О последней встрече с Мэри Джеймс Босвел пишет в своем дневнике, который также содержит конверт с листьями сарсапарильи из Ботани-Бей. «Я поел дома и нанял экипаж до ее жилища на Литл-Титчфилд-стрит, где я захватил ее с баулом. Мой сын Джеймс сопровождал меня и ждал у мистера Дилли, пока я вернусь с верфи Биль в Саутуорке, где она должна была сесть на судно. Я провел с ней почти два часа, сначала в кухне, затем в баре трактира у верфи. Мы выпили по бокалу пунша, причем хозяин трактира и капитан судна пили вместе с нами».
Босвел поднялся к ней на борт маленькой шхуны, где он заплатил за ее каюту. Наступило время прощания, и он стоит, несколько смущенный, рядом с ней.
«Ты поплывешь сейчас совсем иначе, чем во время твоего последнего рейса на борту корабля», — говорит он.
Она кивает головой и протягивает ему маленький пакет из кармана своей кофты. «Мне нечего вам подарить, сэр, — говорит она. — Единственный способ, которым я могу выразить свою благодарность за все, что вы сделали для меня и моих товарищей, — это дать вам эти листья дикого чайного растения».
В то время как Джеймс Босвел осторожно разворачивает пакет, Мэри рассказывает, что она сама собирала их в роще за Рыбачьей бухтой в районе Сиднея. «Я надеялась, что они помогут нам, когда у нас не будет другой еды. Мы заваривали их как чай. Однако, как видно, они недостаточно помогли, так как не только Вил, но и оба наших ребенка и многие наши товарищи погибли. Теперь вы должны взять их на память обо мне».
У Босвела на глазах выступают слезы, когда он благодарит ее. «Я всегда буду хранить этот маленький пакет между страницами дневника, — говорит он, — и думать о тебе, глядя на них».
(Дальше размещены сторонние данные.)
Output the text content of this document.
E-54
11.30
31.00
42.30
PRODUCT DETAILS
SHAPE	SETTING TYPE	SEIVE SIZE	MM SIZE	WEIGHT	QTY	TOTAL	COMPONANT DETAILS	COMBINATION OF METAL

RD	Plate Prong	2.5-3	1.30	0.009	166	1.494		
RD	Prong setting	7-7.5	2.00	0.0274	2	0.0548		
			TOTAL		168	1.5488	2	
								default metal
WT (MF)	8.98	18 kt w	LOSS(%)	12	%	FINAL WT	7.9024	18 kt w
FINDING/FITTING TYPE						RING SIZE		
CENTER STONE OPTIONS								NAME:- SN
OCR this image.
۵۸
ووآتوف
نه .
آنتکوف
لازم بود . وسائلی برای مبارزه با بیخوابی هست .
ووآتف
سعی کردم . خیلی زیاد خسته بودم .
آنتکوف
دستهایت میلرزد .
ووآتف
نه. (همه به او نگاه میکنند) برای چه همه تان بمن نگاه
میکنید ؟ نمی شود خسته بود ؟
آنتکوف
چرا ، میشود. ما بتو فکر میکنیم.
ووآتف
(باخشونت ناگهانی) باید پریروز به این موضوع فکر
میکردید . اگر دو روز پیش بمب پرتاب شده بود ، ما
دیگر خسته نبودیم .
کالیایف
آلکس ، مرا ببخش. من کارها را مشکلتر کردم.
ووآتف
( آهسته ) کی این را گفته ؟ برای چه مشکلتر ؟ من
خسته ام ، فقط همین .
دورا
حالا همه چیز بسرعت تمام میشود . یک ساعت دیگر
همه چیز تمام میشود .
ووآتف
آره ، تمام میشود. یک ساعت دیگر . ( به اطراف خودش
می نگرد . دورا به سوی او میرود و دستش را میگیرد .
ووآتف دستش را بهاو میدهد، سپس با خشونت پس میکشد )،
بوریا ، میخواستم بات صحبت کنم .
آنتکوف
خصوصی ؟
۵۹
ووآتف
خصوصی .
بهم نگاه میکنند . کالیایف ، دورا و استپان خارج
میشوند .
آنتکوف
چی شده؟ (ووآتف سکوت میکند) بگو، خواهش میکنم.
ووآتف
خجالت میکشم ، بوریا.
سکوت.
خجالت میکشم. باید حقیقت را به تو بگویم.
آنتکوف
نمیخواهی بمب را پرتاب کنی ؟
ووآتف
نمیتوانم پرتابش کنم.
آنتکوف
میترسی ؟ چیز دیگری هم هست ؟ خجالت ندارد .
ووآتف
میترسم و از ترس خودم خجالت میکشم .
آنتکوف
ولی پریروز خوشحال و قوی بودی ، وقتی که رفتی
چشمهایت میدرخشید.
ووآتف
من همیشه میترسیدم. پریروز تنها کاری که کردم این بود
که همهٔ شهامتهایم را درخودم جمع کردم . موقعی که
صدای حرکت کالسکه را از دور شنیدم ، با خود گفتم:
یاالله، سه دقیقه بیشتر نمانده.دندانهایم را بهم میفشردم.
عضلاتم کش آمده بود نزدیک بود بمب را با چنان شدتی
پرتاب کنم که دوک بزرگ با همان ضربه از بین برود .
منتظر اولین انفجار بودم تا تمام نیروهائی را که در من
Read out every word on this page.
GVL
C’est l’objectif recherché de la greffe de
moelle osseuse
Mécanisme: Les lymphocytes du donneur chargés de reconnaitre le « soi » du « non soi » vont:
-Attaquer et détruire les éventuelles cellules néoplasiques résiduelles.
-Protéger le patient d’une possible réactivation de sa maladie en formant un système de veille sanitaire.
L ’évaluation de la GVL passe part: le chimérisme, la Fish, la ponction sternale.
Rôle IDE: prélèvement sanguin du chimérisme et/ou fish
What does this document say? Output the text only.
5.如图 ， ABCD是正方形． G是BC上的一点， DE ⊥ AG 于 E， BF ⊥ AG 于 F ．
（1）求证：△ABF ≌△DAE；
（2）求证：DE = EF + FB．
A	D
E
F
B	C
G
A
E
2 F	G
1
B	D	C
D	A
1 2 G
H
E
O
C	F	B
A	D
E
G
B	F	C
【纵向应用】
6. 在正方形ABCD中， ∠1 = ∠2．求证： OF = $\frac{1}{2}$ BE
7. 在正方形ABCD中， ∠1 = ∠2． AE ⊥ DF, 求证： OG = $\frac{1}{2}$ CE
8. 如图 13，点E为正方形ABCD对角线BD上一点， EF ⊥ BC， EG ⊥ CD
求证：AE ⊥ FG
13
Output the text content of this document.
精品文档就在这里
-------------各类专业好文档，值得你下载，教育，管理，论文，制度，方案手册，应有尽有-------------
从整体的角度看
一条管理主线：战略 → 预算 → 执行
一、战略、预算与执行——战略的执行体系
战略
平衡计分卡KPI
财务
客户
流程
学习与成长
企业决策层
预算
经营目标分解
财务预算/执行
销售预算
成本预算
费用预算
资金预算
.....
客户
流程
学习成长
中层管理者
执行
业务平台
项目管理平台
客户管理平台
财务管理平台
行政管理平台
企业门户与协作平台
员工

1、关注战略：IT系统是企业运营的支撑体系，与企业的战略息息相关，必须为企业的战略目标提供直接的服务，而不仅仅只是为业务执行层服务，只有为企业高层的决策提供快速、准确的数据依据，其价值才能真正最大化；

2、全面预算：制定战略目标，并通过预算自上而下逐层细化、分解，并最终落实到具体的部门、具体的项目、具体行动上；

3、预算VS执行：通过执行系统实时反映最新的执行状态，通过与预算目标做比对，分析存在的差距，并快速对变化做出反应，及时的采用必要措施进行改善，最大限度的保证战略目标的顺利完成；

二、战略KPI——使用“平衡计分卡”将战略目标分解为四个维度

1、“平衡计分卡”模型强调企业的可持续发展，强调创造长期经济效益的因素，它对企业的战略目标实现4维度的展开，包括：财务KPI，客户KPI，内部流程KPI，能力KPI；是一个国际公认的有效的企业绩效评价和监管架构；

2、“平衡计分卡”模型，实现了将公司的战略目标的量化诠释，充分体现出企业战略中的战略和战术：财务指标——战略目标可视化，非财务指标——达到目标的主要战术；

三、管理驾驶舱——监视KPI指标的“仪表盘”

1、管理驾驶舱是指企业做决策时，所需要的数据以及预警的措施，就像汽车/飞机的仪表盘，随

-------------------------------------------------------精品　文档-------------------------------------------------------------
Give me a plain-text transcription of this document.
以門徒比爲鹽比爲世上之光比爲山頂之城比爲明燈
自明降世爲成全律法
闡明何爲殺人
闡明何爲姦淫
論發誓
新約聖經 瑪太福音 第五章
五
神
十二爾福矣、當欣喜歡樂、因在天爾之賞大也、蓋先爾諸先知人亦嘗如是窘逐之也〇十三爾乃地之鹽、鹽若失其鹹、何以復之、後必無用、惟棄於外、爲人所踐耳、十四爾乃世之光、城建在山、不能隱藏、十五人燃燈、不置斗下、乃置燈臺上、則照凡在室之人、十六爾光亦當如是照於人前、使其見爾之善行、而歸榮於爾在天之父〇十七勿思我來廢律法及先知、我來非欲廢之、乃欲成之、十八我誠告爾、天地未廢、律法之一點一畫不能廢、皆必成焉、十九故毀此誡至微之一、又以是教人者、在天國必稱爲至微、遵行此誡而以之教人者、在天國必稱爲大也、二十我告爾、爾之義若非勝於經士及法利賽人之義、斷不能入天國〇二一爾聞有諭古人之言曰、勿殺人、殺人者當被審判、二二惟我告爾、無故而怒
И вот они тоже обнаружены через полтораста лет. В этом месте дневника есть запись: «Мэри сказала, что она была в очень скверном настроении, и досадовала, что покидает меня; она не была уверена, что родственники примут ее хорошо. Я утешал ее, насколько мог, и напомнил ей, что она может рассчитывать на получение от меня 10 фунтов стерлингов в год и что она должна известить меня в случае, если не получит деньги. Поскольку она не умела писать, я показал ей, как нарисовать буквы М и Б так, чтобы я понял, что она сама продиктовала письма, которые будет мне посылать. Я видел, что она хорошо устроилась в каюте, и пожелал ей счастливого пути».
С этими строками из дневника Босвела Мэри Брайент исчезает из нашего повествования. Из записей в церковных книгах приходов Фовей и Лоствитхиль совершенно определенно вытекает, что женщина по имени Мэри Брайент обвенчалась с Ричардом Томасом в Сент-Бридже в 1807 году. Это могла быть наша Мэри в возрасте 42 лет.